The International Atomic Energy Agency (IAEA) has revised upwards its projections for the expansion of nuclear power for the fifth year in a row, estimating that global nuclear operational capacity will more than double by 2050.

The Vienna-based UN agency said nuclear capacity could reach 2.6 times the 2024 level by 2050 with small modular reactors (SMRs) expected to play a pivotal role in this expansion.

The estimate comes as global momentum continues to build behind the “clean and secure” source of energy, a statement said.

IAEA director-general Rafael Mariano Grossi announced the new projections, contained in the annual report Energy, Electricity and Nuclear Power Estimates for the Period up to 2050, at the 69th IAEA general conference in Vienna.

At the end of 2024, 417 commercial nuclear power reactors were operational, with a global capacity of 377 GW. In the IAEA’s high case projection, nuclear electrical generating capacity is projected to increase to 992 GW by 2050. In the low case projection, capacity rises 50% to 561 GW, compared with 2024.

SMRs are projected to account for 24% of the new capacity added in the high case and for 5% in the low case.

In 2021, the IAEA revised up its annual projections for the first time since Japan’s Fukushima-Daiichi nuclear power station accident in Japan in 2011. Since then, the projection for the high case has increased by 25%, from 792 GW in 2021

“The IAEA’s steadily rising annual projections underscore a growing global consensus: nuclear power is indispensable for achieving clean, reliable and sustainable energy for all,” Grossi said.

The high case projection included all operating reactors, possible licence renewals, planned shutdowns, power uprates and plausible and ongoing construction projects foreseen for the next few decades.

The assumptions of the low case projections are that current market, technology and resource trends continue and that there are few changes in laws, policies and regulations affecting nuclear power.

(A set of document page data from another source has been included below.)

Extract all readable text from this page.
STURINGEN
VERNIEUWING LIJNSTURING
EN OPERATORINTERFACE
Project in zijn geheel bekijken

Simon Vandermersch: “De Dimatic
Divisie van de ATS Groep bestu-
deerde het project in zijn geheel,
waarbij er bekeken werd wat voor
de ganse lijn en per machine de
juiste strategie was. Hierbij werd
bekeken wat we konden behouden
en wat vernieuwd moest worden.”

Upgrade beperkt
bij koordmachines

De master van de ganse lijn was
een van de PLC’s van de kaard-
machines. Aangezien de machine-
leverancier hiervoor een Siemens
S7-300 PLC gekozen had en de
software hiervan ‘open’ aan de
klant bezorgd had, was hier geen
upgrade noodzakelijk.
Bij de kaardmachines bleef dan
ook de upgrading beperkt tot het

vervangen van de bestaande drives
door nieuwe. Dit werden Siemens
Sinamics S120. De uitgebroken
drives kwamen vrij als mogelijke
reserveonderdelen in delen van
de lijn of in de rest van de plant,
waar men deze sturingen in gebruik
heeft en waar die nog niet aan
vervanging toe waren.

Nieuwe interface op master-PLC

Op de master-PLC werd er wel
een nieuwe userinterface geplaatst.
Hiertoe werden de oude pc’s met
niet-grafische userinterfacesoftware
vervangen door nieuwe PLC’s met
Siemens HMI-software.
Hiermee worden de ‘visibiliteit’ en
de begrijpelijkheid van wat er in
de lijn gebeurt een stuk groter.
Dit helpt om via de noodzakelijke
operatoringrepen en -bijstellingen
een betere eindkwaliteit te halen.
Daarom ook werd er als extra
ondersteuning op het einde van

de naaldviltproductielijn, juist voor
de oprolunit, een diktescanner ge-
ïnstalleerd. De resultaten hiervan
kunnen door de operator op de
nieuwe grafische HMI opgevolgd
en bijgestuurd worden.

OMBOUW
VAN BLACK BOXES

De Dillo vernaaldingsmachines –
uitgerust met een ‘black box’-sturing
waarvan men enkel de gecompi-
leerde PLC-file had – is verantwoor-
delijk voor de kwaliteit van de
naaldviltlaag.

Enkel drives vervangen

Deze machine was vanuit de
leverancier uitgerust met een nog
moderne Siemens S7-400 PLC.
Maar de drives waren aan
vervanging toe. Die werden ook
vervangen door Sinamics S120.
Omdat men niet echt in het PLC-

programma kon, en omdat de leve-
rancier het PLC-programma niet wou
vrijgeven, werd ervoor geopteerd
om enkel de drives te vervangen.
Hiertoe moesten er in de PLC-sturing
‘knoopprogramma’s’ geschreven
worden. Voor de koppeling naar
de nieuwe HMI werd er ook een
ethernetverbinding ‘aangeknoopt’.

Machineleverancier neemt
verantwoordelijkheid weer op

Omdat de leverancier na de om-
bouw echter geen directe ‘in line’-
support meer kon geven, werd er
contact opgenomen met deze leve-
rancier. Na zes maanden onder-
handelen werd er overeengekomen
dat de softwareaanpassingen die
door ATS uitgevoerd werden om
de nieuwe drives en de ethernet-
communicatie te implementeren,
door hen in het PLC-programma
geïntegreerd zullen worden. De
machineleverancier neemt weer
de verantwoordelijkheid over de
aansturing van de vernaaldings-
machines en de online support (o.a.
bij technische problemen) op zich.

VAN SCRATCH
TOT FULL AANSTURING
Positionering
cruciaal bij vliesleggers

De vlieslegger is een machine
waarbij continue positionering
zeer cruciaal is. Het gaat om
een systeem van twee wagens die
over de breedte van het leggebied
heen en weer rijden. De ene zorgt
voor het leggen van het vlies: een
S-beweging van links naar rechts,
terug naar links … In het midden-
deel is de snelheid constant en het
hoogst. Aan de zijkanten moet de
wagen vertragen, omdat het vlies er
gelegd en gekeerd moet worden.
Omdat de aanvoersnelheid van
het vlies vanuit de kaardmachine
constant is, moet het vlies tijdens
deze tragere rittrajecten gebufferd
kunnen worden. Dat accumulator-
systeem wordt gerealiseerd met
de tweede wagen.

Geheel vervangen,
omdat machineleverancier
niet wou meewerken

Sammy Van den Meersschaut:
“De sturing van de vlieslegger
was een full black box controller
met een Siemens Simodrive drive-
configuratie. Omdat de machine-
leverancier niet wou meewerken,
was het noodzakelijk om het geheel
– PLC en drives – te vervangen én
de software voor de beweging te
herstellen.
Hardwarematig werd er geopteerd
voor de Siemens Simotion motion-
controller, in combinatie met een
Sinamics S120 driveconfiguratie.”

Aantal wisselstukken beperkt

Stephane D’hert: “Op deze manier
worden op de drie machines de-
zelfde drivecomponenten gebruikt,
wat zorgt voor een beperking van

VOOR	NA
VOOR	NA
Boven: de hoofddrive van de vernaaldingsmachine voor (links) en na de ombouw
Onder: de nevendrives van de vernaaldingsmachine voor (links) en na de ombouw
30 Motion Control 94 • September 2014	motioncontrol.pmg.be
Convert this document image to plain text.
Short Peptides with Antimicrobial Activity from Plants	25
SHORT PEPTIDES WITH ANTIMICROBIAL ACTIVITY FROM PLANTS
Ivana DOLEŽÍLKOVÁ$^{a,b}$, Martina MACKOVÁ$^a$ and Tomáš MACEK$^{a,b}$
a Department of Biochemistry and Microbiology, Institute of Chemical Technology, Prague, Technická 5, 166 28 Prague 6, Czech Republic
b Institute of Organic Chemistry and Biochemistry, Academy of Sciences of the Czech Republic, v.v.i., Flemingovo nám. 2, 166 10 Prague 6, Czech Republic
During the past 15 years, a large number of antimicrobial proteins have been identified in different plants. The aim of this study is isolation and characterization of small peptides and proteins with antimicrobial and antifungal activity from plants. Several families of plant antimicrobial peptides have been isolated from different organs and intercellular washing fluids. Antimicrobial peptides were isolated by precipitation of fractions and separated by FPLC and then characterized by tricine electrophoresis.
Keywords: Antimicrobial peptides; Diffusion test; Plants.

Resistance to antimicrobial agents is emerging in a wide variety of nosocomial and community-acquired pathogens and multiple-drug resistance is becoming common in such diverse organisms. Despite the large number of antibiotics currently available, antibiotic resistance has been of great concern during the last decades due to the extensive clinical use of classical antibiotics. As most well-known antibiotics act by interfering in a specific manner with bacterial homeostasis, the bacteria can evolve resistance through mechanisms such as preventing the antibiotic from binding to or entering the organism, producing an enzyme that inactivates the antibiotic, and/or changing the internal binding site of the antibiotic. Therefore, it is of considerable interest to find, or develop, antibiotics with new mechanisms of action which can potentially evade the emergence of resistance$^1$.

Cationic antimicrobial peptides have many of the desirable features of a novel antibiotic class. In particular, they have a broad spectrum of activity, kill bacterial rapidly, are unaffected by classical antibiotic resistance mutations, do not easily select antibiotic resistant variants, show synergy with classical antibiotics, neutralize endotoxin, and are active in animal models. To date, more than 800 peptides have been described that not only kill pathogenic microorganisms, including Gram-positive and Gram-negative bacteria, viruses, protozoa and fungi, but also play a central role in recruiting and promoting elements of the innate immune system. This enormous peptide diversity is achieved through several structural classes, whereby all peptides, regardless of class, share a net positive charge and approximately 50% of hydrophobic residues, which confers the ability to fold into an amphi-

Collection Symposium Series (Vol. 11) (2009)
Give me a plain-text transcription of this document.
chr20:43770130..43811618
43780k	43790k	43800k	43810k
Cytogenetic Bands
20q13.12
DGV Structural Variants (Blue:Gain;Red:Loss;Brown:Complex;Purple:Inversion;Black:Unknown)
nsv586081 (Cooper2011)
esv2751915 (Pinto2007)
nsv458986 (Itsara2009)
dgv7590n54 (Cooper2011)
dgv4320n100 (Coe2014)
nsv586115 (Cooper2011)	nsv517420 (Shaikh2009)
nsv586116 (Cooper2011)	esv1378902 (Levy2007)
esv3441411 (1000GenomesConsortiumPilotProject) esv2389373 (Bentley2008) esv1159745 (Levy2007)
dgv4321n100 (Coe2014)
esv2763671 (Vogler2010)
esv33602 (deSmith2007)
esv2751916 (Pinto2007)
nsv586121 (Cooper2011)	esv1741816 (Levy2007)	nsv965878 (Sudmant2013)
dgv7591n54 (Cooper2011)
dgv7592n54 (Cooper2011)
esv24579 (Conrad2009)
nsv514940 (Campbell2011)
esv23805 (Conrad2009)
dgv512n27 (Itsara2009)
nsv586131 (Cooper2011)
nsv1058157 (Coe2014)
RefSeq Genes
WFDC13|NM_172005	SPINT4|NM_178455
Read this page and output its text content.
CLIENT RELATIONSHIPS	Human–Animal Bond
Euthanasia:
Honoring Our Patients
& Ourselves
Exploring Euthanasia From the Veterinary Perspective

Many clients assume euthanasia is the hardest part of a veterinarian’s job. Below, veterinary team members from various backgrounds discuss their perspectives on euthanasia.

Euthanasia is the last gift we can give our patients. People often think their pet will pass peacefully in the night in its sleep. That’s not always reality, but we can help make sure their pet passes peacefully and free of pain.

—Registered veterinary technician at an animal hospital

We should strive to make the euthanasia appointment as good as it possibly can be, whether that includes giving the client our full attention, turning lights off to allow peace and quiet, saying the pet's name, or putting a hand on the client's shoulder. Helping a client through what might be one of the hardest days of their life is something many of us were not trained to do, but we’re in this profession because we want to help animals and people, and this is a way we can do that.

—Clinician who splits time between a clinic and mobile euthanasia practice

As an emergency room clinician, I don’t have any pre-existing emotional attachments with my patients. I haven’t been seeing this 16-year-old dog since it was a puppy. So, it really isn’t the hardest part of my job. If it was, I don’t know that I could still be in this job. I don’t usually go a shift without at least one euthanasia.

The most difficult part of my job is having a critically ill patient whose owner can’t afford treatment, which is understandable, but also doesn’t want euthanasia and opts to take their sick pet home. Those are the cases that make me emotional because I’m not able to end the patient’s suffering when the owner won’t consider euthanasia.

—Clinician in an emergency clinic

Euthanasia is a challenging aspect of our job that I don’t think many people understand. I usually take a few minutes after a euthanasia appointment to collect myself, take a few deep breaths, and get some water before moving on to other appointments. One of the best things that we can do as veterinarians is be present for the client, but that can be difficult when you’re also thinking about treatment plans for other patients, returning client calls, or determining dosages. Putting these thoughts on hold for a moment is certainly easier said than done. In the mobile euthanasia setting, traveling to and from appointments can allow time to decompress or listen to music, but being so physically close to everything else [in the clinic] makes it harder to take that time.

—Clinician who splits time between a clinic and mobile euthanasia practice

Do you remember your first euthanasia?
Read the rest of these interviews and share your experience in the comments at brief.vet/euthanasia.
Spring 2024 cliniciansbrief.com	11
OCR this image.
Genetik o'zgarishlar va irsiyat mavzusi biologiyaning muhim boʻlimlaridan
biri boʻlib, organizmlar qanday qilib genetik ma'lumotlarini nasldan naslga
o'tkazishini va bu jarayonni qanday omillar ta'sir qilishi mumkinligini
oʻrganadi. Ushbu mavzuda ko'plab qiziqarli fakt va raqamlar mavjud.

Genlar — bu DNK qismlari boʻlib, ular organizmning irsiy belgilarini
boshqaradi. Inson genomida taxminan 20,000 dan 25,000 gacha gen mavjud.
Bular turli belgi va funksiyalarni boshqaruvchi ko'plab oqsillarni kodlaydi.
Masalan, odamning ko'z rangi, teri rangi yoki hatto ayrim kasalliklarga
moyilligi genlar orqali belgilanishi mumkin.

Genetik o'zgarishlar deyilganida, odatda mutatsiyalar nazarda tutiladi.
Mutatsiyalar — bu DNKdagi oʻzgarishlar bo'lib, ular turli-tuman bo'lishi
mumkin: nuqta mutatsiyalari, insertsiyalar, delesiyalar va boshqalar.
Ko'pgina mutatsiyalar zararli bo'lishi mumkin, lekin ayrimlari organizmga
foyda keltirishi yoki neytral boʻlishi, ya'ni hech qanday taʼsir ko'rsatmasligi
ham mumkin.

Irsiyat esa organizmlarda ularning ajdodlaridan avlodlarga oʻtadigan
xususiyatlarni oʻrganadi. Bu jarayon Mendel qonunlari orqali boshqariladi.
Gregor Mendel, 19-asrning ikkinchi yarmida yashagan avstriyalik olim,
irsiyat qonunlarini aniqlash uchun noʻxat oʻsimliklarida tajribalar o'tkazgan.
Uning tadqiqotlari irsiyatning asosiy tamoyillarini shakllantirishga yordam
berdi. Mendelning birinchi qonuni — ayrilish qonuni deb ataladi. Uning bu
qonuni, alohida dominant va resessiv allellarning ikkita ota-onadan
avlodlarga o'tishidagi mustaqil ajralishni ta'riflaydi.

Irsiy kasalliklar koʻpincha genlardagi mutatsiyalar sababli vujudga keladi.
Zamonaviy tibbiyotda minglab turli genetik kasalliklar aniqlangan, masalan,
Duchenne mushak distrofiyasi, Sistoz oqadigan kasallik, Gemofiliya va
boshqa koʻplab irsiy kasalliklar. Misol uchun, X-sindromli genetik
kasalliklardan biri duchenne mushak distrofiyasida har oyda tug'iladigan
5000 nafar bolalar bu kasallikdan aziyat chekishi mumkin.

In the high case, national intentions for expanding the use of nuclear power were also considered. The report says that the high case projection remains both plausible and technically feasible and notes the possibility for capacity to exceed this estimate.

It notes, however, that “enabling factors” such as national policies, supporting investment and workforce development, would be needed to help reach – or exceed – the high case.

“While SMRs continue to attract a lot of interest from both embarking and expanding nuclear power countries, harmonised regulatory and industrial approaches will also be necessary for their successful and timely deployment,” the IAEA said.